Composed and arranged songs that are now standards in bluegrass, including:

  • “Down Where The Still Waters Flow”
  • “I Am Weary (Let Me Rest)” – used in the soundtrack of the movie O Brother Where Art Thou
  • “Journey’s End”
  • “No Blind Ones There”
  • “Out On The Ocean”
  • “Remembrance Of You”
  • “Rollin’ Stone”

Early Influences

  • Donnie Bryant
  • Smitty Irvin
  • Don Owens

Came to Fame With

  • Bluegrass Unlimited Magazine

Performed With

  • Log Cabin Boys, Washington, D.C., mid-fifties
  • Benny & Vallie Cain & the Country Clan, mid-fifties
  • The Country Gentlemen, 1958-1959
  • Red Allen, Frank Wakefield & the Kentuckians, 1962

By the Way

  • His mother was from Brown County, Indiana, so Pete probably knew where Bean Blossom was before Bill Monroe did.
  • Played Flatt & Scruggs’ 1949 recording of “Foggy Mountain Breakdown” for high school classmate Warren Beatty, who later used it in the 1967 film Bonnie and Clyde.
  • Won the banjo contest at the National Country Music Contest, Warrenton, Virginia, 1956.
  • Sang tenor to John Duffey on the Country Gentlemen’s “The Church Back Home” (1958).
  • Taught Eddie Adcock to sing baritone parts with the Country Gentlemen (1959).
  • Helped entertainment lawyers to establish that the 1958 monster hit “Tom Dooley” had a provenance older than the Kingston Trio.
  • Recorded blues masters – including Mississippi John Hurt – and got their songs copyrighted.

Led the Way

  • One of the founders of Bluegrass Unlimited magazine in 1966, and editor since 1970.
  • An important figure in developing the career of the Country Gentlemen as an early member, recording engineer, source of song material, artistic and business advisor.
  • Published bluegrass and blues songs as a partner in Wynwood Music Company.
  • Played a leading role in making Washington, D.C., the most prominent center for bluegrass music from the late 1950s through the 1970s.
  • Instrumental in the formation of the International Bluegrass Music Association (1985) and International Bluegrass Music Museum (1991).
  • Bluegrass Hall of Fame, 1996.

From the Archives

From the Archives: Pete Kuykendall, Ralph Stanley and Renfro Profitt at the Berkshire Mountains Festival, NY (late 1970's). Photo by Ron Petronko.
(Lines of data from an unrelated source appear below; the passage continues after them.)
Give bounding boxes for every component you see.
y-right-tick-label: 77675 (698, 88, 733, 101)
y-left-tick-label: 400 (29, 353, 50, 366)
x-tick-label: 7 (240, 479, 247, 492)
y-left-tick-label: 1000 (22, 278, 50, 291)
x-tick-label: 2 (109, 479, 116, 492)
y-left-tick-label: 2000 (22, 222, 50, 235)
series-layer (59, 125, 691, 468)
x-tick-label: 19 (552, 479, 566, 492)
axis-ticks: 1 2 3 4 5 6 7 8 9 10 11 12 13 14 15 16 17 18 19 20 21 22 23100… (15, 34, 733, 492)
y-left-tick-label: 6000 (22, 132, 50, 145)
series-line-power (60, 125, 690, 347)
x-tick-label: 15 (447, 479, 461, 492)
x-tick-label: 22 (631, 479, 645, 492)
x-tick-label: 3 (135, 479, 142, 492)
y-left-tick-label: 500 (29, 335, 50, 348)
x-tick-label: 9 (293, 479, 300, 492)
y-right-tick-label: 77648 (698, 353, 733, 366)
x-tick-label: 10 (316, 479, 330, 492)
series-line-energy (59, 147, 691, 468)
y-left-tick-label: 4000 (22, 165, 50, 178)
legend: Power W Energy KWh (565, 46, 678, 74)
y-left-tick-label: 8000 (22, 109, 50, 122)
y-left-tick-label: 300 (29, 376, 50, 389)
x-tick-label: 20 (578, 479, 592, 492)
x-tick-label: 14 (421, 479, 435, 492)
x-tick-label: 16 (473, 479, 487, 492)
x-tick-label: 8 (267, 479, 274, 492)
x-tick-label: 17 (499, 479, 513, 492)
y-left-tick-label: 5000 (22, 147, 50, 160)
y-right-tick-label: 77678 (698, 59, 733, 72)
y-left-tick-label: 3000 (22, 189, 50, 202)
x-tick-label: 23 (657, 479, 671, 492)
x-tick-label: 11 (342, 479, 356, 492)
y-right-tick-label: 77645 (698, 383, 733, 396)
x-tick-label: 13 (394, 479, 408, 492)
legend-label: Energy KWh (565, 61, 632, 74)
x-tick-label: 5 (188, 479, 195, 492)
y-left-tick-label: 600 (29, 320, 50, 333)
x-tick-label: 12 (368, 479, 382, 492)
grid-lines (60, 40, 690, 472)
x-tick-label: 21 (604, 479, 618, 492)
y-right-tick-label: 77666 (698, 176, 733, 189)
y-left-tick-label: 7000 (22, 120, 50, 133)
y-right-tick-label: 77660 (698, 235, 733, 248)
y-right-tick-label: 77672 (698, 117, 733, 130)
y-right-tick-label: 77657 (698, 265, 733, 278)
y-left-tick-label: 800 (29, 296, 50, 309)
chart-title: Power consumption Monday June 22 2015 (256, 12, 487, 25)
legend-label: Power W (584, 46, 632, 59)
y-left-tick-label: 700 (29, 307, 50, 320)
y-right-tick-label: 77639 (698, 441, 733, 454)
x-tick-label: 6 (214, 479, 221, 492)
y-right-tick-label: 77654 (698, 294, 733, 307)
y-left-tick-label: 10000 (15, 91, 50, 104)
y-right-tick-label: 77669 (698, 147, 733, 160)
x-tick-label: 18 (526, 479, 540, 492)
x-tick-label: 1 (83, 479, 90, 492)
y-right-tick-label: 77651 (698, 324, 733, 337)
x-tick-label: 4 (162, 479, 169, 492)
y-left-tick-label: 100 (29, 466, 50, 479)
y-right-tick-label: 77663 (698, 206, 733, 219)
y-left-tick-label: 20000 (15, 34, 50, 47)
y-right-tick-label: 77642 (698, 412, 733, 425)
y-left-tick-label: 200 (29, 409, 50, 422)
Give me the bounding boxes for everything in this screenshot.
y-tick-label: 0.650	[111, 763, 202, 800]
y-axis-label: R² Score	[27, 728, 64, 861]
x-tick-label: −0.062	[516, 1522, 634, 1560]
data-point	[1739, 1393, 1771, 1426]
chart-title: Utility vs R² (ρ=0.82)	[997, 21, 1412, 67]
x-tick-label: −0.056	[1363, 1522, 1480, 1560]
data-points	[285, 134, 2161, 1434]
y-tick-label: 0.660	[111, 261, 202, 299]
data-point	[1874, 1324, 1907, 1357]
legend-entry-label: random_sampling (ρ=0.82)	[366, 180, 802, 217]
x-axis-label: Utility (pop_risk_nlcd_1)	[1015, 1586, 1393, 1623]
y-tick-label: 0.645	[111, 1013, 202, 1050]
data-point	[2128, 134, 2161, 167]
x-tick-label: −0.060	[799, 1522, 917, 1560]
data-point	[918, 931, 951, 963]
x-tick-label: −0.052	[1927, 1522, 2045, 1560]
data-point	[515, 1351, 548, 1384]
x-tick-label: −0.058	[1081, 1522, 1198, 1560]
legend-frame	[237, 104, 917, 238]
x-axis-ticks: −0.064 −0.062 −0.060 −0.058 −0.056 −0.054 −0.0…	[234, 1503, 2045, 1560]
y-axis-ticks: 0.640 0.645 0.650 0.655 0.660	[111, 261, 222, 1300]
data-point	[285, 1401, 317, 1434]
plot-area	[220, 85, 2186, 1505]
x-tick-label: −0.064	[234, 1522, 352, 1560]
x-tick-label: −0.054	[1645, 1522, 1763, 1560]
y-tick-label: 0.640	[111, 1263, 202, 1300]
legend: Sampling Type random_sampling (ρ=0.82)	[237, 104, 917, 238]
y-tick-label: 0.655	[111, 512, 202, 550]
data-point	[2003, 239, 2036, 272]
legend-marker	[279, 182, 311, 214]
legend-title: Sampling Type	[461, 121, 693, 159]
Kuykendall is as integral a part of the success of bluegrass music over the past five decades as any one person you are likely to find. He has been a performer, a songwriter, a magazine and music publisher, an event promoter, a disc jockey, a record producer, booking agent, and one of the best baritone singers you won’t hear (If you hear the baritone singer, he’s probably doing it wrong!). Moreover, his endeavors have all met with a very high level of success.
Steve Spence is a former managing editor of Bluegrass Unlimited. He lives in the Shenandoah Valley in Virginia.
“Pete used to constantly urge John Duffey to take advantage of opportunities to promote their band, the Country Gentlemen. Pete grew frustrated, calling Duffey ‘Booger Mule’ for his stubbornness. Even after John was in the new band, the Seldom Scene, Pete would try to help John, usually getting nowhere. I thought Pete had gone crazy, expecting to make a profit out of a starving non-profit magazine. He proved me wrong."
Tom Gray, former member of the Country Gentlemen and Seldom Scene, 2009.
“He was determined to take his passion for bluegrass and make it his life, which he did. He didn’t really want to travel in a band, having a young family, but he wanted to stay as close to the music as he could. What better way than to take a newsletter and turn it into a full-scale magazine?”
Ginger "Sam" Kuykendall Allred, daughter, 2009.